Pelle di maiale modificata geneticamente per chiudere la ferita di una persona: è questo l’obiettivo raggiunto, per la prima volta nella storia degli xenotrapianti, dai dottori del Massachusetts General Hospital (MGH). La riuscita di questa procedura mostra che il tessuto derivante da animali trattato geneticamente può essere usato con successo per chiudere una ferita umana.
Spesso quando si devono chiudere le ferite profonde provocate da ustioni si fa ricorso alla pelle prelevata dai cadaveri collocata nelle cosiddette “banche dei tessuti” che conservano e rendono accessibili i tessuti umani destinati ai trapianti.
Tuttavia la pelle proveniente dai cadaveri, così come ogni altro tessuto o organo umano, può essere soggetta a carenza o lo stesso processo può rivelarsi molto costoso o proibitivo in determinati contesti.
La pelle proveniente da altri esseri umani risulta però molto utile perché, dopo il trapianto, concede al paziente il tempo necessario affinché la ferita possa rimanere protetta e possa stabilizzarsi in attesa di un trapianto con pelle prelevata dal corpo dello stesso paziente.
Per ovviare ai problemi relativi all’accessibilità delle banche dei tessuti, la XenoTherapeutics e l’MGH hanno avviato una collaborazione per innestare su umani tessuti di suini vivi. Questi suini vengono modificati geneticamente con la rimozione di uno specifico gene che non è presente nell’uomo. Ciò permette alla pelle del maiale di apparire meno “estranea” e dunque meno attaccabile dalla sistema immunitario del paziente.
In questo primo xenotrapianto, i medici hanno posizionato sulla ferita ustionata del paziente un pezzo di pelle di maiale da 5 × 5 cm affiancato da un pezzo di pelle da cadavere più grande.
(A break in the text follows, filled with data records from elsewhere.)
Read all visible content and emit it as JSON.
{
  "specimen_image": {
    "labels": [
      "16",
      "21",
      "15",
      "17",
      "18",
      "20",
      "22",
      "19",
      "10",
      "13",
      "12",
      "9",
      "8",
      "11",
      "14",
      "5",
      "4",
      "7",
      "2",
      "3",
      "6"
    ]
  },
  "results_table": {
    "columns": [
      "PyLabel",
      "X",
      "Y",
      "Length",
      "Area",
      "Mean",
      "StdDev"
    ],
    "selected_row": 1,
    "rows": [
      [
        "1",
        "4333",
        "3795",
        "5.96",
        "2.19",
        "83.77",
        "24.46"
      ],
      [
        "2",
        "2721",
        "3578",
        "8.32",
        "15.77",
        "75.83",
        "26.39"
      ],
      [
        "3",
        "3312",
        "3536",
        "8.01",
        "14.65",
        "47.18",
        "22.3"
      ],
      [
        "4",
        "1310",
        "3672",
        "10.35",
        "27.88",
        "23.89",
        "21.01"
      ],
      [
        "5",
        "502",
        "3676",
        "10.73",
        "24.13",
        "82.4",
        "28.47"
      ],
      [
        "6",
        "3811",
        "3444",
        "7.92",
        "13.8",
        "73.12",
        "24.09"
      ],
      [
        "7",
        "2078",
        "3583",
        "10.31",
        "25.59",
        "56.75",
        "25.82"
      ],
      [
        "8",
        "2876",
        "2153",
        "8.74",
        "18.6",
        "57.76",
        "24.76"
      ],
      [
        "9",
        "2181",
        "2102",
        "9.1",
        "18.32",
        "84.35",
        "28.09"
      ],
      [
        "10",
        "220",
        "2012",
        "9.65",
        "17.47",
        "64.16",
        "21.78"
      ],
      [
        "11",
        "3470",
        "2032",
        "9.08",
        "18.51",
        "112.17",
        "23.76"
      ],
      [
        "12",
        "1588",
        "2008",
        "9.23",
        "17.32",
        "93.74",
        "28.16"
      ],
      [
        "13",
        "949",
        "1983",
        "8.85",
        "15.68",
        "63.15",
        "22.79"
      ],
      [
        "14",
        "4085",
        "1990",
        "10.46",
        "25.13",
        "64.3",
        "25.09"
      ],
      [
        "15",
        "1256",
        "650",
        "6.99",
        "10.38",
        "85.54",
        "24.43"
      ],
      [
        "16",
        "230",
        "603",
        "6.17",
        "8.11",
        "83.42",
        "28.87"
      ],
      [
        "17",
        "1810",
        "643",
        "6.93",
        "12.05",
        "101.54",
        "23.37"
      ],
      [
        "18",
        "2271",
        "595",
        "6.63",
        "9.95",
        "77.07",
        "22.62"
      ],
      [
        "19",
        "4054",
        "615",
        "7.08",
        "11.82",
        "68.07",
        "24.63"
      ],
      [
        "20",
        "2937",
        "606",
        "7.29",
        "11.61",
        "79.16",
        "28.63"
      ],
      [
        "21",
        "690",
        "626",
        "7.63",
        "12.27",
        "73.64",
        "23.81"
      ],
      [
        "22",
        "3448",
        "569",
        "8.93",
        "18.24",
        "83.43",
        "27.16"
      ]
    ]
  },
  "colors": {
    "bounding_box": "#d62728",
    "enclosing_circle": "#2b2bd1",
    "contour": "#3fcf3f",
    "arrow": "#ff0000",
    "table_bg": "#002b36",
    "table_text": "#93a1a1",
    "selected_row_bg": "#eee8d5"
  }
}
Dopo cinque giorni i medici rimuovevano i pezzi di pelle scoprendo che entrambi gli innesti cutanei avevano aderito bene alla ferita sottostante e anzi mostravano di essere indistinguibili l’uno dall’altro.
In seguito la ferita è stata trattata di nuovo con un ulteriore pezzo di pelle prelevata dalla coscia il paziente. Ulteriori analisi non hanno mostrato presenza di retrovirus endogeni suini.
“Questo piccolo passo che abbiamo fatto oggi rappresenta un numero enorme di ore che coprono decenni di ricerca in una moltitudine di campi tra cui la biologia dei trapianti, l’immunologia e l’ingegneria genetica. Inoltre, i rapidi progressi nella tecnologia di modifica genetica aprono una grande e nuova strada per la modifica genetica della pelle dei suini che non viene respinta e ciò rappresenta uno nuovo capitolo nello standard della cura per i pazienti ustionati e trapiantati”, riferisce Jeremy Goverman, chirurgo dell’MGH impegnato nell’operazione.